古いの | ナノ
たった一年だと思っていた。
たった一年待てばひとつしたのあいつがオレを追いかけて武蔵野に入学し、オレを追いかけて野球部に入ってマネージャーになるんだと思っていた。小学校からへばりつくように一緒にいた名前、中学も一年遅れて同じところに入学して、どうせ高校に上がっても同じようになると思っていたんだ。
高校に入って二年、新入生入場の列に名前の顔はなかった。その時は見逃したのかと思ったが部活に新たに入部してくるなかにも名前の顔も名前もなかった。
なんだよ、あいつ、野球部マネージャーになるんじゃねぇのかよ
着替えの途中ボソリと呟いた言葉は隣にいた秋丸に拾われた。

「あいつ、って名前ちゃん?」
「以外に誰がいるんだよ」

イラついたように言葉を投げるとさして気にした様子もなくまぁ、と声を漏らした。
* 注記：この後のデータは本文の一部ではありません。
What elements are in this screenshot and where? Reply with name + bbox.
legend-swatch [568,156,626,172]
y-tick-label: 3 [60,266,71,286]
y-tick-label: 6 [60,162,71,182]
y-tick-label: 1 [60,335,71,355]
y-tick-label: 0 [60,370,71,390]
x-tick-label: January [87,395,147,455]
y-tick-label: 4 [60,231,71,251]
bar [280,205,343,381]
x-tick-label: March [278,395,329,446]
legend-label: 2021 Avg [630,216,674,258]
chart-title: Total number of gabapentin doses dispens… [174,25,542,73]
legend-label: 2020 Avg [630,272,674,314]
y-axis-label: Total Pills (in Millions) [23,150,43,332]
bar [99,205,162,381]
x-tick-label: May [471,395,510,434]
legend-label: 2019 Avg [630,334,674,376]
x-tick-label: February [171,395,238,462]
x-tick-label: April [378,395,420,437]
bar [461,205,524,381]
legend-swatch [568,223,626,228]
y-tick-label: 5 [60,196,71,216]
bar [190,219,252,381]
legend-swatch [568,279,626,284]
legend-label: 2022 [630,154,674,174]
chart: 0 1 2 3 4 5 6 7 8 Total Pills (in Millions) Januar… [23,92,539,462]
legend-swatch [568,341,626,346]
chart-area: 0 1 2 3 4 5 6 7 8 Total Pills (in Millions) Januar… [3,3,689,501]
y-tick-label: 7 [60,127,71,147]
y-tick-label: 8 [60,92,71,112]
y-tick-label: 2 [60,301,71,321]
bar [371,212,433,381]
ほんと榛名は名前ちゃんが好きだなぁと言って(べっつにそんなんじゃねぇよ!)それから、少し考えたようなふりをした。「そういえば」

「名前ちゃん高校はここじゃないとこ行ったんじゃなかった?」

秋丸の言葉に思わずベルトを止めようとする手が止まった。ズルリとズボンが落ちたがそんなことよりも平然と制服に着替える秋丸は何を言った?
は、何それ冗談だろ、だってオレ、聞いてない、えっ、てか何で秋丸が知っててオレが知らないわけ、は?意味わかんねぇ、どうゆうこと?

「あれ、榛名名前ちゃんから聞いてない?」
「…聞いてねぇよ」

ぼんやりと落としたズボンを拾い着替え直し、制服にだらしなく着替え先輩方に適当に挨拶して、部室を出た。後ろで秋丸が制止をかける声を発していた。
着替える最中の会話を察するに秋丸は名前から直接聞いたような口振りだった。
知らなかったのは多分オレだけだ。

「クソッ!」

一年以上離れるなんて考えてもみなかった、オレがプロになっても、ジジイになっても、あいつはずっとオレにずっとくっついてくるんだと、勝手に思ってた。
あいつが居ないことがこんなに淋しいものだとは思わなかった。